A great deal has been written about who and what Tom Bombadil is. He is one of the great mysteries of Lord of the Rings. Here is an essay that explains things a bit.
Even better, try this site.
They sum up the views like this:
Ok, I was bluffing earlier, Here is The Truth About Tom Bombadil.
Genseric, when I discovered usenet a few years back I began keeping track of all the Bombadil theories. I think that one is still my favorite. Certainly not the most likely, but very entertaining.
Well, it’s been a little while now, and like I said in the OP, the details are a bit sketchy, but, weren’t the Entwives in the Shire?
Could one argue that Tolkien himself was unsure of Tom Bombadil’s identity?
I’m always a bit fascinated by authors who seem to be discovering a story rather that inventing one. Makes me wonder about the relationship between art and artist.
That’s more than likely the case. I’m gonna let out a little known fact about LOTR. Tolkien just made it all up, see? So, it’s highly possible, that he just never came up with a solid background on Tom Bombadil. He may have been as much a mystery to JRRT as to everyone else.
But in Tolkien’s case, doesn’t that take on some added artistic significance compared with (say) Anne McCaffey or some other writer who’s accustomed to just making up stuff out of whole cloth? AFAIK Tolkien was very serious about constructing an integrated mythology for his world. I find it interesting that the rational side of his nature would be stumped by something producted by his artistic side.
I don’t agree that we should dismiss the question with “eh, he just made it up” and leave it at that. I think that some justification for one’s creative decisions tends to differentiate that real artist from the hack. If Tolkien were a two-bit “fantasy” writer like what you see these days, then I’d agree that “he just made it up” would cover it. But I think Tolkien is a bit deeper than that.
I can agree with that. I think a likely answer is that Old Tom wasn’t originally intended to be a part of Tolkien’s created world. He was probably inserted into LOTR out of whimsy. Therefore, trying to shoehorn him into a maia or whatever, trying to see how he “fits” amongst valar, eldar, ents, etc. is kind of pointless. As JRRT said, he’s an enigma. Anything else is pure speculation.

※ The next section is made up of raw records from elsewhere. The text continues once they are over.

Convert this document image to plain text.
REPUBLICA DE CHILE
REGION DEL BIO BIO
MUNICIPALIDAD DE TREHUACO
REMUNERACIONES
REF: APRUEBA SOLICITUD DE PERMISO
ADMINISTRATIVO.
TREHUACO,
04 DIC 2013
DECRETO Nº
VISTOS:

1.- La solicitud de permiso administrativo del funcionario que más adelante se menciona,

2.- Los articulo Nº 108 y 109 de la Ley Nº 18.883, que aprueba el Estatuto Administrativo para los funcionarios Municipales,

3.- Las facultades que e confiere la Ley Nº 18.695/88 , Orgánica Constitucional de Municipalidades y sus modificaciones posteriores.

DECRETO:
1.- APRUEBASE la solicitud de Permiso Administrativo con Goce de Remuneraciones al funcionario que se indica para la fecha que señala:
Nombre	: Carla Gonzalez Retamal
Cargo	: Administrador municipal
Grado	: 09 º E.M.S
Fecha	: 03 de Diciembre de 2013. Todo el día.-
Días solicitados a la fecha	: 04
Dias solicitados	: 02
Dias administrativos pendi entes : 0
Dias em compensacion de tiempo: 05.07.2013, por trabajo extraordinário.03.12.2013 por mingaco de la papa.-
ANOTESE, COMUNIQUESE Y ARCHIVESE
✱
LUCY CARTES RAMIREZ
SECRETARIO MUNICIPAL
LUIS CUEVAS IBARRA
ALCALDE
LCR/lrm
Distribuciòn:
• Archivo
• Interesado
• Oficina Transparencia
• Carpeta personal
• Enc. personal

While we’re at it, what the heck was Beorn? He alway struck me as a much more interesting character than Bombadil, and as an added bonus, doesn’t have that hey-nonny-ho-nonny-annoying speech pattern-a ding a dillo that Bombadil had.
When I was much younger (11 or so) and less aware of the mythology that Tolkien was trying to create, I worked out a theory that Bombadil was Beorn’s retarded younger brother.
Anyone have any background info on Beorn?